Brando’s nonchalant attitude towards the public is not one that we see very much in Hollywood – or in Washington, D.C. Careerism is the order of the day. Seemingly everyone is trying to figure out how to get rich and/or famous, preferably with as little friction as possible. Reality TV has always been chockablock with people trying to figure out the next outrageous thing they can do to raise their own profile and keep those eyes glued to the screen. So, the expensive drinks get hurled in people’s faces, the hair gets yanked, the messy brawls erupt in restaurants and sound stages. What’s worse, the political world has adapted the style and tone of reality TV, and now we have people with actual power behaving like reality show contestants.  

Today, everyone’s seemingly in show biz, in one way or another. Or trying to “build their brand” in various ways. It’s pretty much expected in a market economy. Hence the incessant posing and preening on social media, the courting of controversy for its own sake, the exultation of the self in the hopes of attracting a following. A lot of empty gestures. The real question for actors should be: Where’s the art? What are you really bringing to the audiences you’re courting? Perhaps the mark of true quality is to never be satisfied with oneself, to never feel like you’ve reached the ideal, to always be gesturing towards the murkier depths of the self, a place where things are neither pretty, easy, or comfortable. Not easily marketable, especially if you don’t know what you’re doing.    

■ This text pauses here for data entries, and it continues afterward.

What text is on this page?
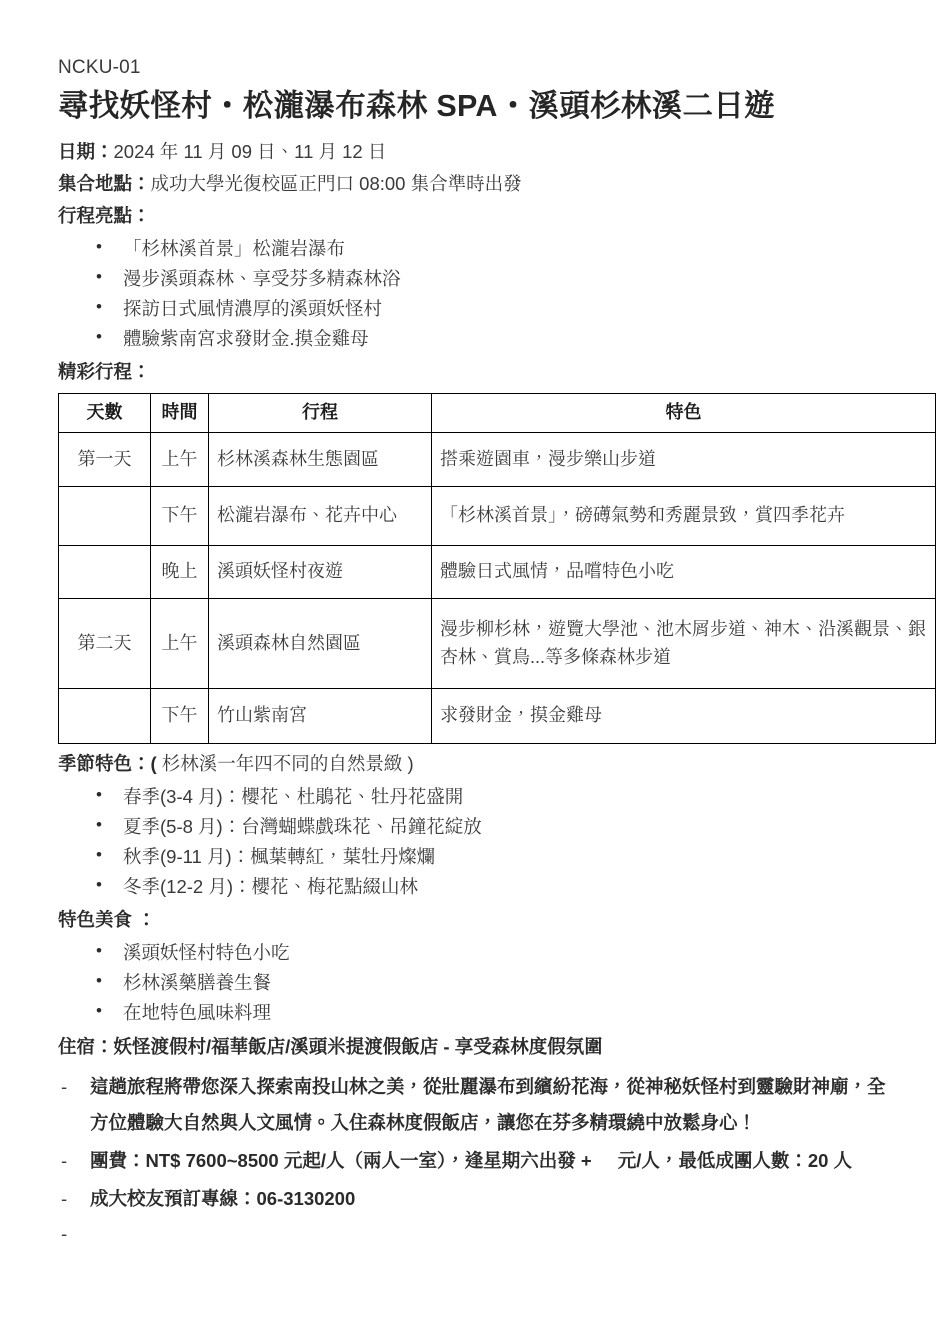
NCKU-01
尋找妖怪村・松瀧瀑布森林 SPA・溪頭杉林溪二日遊

日期：2024 年 11 月 09 日、11 月 12 日

集合地點：成功大學光復校區正門口 08:00 集合準時出發

行程亮點：

• 「杉林溪首景」松瀧岩瀑布
• 漫步溪頭森林、享受芬多精森林浴
• 探訪日式風情濃厚的溪頭妖怪村
• 體驗紫南宮求發財金.摸金雞母

精彩行程：

天數	時間	行程	特色
第一天	上午	杉林溪森林生態園區	搭乘遊園車，漫步樂山步道
	下午	松瀧岩瀑布、花卉中心	「杉林溪首景」，磅礡氣勢和秀麗景致，賞四季花卉
	晚上	溪頭妖怪村夜遊	體驗日式風情，品嚐特色小吃
第二天	上午	溪頭森林自然園區	漫步柳杉林，遊覽大學池、池木屑步道、神木、沿溪觀景、銀杏林、賞鳥...等多條森林步道
	下午	竹山紫南宮	求發財金，摸金雞母

季節特色：( 杉林溪一年四不同的自然景緻 )

• 春季(3-4 月)：櫻花、杜鵑花、牡丹花盛開
• 夏季(5-8 月)：台灣蝴蝶戲珠花、吊鐘花綻放
• 秋季(9-11 月)：楓葉轉紅，葉牡丹燦爛
• 冬季(12-2 月)：櫻花、梅花點綴山林

特色美食 ：

• 溪頭妖怪村特色小吃
• 杉林溪藥膳養生餐
• 在地特色風味料理

住宿：妖怪渡假村/福華飯店/溪頭米提渡假飯店 - 享受森林度假氛圍

- 這趟旅程將帶您深入探索南投山林之美，從壯麗瀑布到繽紛花海，從神秘妖怪村到靈驗財神廟，全方位體驗大自然與人文風情。入住森林度假飯店，讓您在芬多精環繞中放鬆身心！
- 團費：NT$ 7600~8500 元起/人（兩人一室），逢星期六出發 + 元/人，最低成團人數：20 人
- 成大校友預訂專線：06-3130200
-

Eventually, Brando became disillusioned with acting, trashed the line of work in bizarre interviews, explained that he was bored with the whole thing, and denigrated it as the lowest occupation there is, suitably only for phonies. Which is protesting too much. He was probably mostly motivated by his own tediousness and his genuine hatred of being famous. He shared that sentiment with other countercultural heroes, people who might have been ok with being popular but never desperately sought the spotlight, wisely valuing privacy and authenticity.  

Maybe this is the mark of someone with the right priorities, who isn’t in it for attention, or glory, or to have their name on everyone’s lips. One refrain I keep hearing these days, both on social media and in real life, is people complaining they aren’t as popular as they’d like to be. Maybe in some way people take that attention for granted, assuming they are more interesting than they really are. Everyone’s the hero of their own little drama and they’re miffed at the low ratings.    

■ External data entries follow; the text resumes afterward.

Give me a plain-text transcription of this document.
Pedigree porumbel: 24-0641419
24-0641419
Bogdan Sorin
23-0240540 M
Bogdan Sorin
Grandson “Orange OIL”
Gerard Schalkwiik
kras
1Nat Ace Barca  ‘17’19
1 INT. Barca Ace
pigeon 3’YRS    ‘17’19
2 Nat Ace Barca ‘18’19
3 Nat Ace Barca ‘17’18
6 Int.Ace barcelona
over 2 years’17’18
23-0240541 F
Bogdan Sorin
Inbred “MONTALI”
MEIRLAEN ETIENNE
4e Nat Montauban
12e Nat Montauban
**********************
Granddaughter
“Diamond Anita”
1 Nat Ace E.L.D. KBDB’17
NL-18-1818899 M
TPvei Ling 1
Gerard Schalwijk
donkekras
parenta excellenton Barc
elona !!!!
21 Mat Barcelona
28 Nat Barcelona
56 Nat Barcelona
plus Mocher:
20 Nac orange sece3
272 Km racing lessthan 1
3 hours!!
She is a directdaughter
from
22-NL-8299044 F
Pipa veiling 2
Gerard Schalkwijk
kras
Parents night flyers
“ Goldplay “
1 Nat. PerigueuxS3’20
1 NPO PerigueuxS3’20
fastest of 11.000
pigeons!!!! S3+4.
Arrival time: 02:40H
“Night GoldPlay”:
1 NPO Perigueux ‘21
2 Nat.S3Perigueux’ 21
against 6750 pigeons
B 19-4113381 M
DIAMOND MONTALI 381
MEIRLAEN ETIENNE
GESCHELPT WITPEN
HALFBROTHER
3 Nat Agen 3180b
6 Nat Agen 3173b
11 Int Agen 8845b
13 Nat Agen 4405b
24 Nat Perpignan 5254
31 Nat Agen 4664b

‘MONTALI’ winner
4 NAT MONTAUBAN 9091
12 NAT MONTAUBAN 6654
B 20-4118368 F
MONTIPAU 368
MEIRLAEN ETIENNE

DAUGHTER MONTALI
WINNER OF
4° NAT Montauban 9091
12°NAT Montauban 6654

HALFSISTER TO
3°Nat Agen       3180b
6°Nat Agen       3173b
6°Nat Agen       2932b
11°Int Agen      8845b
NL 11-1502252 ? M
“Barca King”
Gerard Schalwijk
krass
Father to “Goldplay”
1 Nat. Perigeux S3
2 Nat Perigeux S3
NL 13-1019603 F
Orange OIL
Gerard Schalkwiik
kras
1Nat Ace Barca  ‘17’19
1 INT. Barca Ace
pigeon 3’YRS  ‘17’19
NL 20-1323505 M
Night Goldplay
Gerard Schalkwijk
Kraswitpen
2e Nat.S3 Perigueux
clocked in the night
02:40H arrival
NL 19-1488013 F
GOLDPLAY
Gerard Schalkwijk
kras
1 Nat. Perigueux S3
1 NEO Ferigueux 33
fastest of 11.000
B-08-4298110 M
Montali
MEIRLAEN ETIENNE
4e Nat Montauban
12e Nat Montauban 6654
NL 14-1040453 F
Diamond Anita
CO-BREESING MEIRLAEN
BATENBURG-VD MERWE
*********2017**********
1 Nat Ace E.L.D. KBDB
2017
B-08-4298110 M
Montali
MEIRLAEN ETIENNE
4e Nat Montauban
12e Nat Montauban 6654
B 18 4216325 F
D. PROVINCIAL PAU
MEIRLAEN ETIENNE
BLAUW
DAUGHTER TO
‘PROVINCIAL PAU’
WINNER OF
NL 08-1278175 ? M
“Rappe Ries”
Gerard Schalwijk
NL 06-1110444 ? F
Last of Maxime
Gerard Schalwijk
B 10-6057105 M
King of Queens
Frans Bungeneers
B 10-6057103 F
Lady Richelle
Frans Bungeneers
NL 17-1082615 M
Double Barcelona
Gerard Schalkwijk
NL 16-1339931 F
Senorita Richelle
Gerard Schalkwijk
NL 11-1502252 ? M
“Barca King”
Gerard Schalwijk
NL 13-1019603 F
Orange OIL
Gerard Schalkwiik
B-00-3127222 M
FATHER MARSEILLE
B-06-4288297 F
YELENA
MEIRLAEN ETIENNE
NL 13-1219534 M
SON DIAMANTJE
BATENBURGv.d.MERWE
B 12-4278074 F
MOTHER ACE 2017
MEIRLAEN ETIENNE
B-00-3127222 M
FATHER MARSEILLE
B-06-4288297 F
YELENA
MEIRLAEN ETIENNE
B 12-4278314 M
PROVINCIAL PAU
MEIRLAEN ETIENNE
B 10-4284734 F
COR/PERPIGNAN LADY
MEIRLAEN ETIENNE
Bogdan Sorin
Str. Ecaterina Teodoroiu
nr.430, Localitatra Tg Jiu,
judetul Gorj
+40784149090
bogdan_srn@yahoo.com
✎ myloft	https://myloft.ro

Late in life, Brando notoriously holed up on his private island in Tahiti and grew bloated on his own disdain, seeming to think of his career as a sham. He only emerged for the occasional huge payday, to appear in a Superman movie or a Michael Jackson video. When he did go out and make a movie, his performance was filled with self-parody, with mixed results at best. If the director couldn’t tell the difference between a heartfelt performance and great technique, then he didn’t owe them his best work. I don’t think that his rejection of the mainstream was entirely motivated by noble intentions. He just didn’t care — Brando brought fart machines to the set.     

His stunt at the 1972 Oscars, sending an indigenous people’s activist named Sasheen Littlefeather to accept his award for The Godfather and condemning Hollywood’s portrayal of her people, might have come from good intentions but didn’t really do much other than infuriate John Wayne and liven up the routine back-patting of an awards show. Throughout his career Brando felt that movies were worth very little compared to the power of political activism, which he enthusiastically engaged in throughout his life, stridently advocating for civil rights when it wasn’t a career booster.    

I recently saw a snippet of his 1989 interview with journalist Connie Chung where she earnestly says to him that he’s considered the greatest actor of all time. He rolls his eyes and says that this is “part of the sickness of America.” It’s clear what he means: Why does it always have to be a competition? What does that sickness even mean, anyway? One could argue that it might be easy for Brando of all people to say, given how much he had accomplished and how indifferent he had become to the outside world.  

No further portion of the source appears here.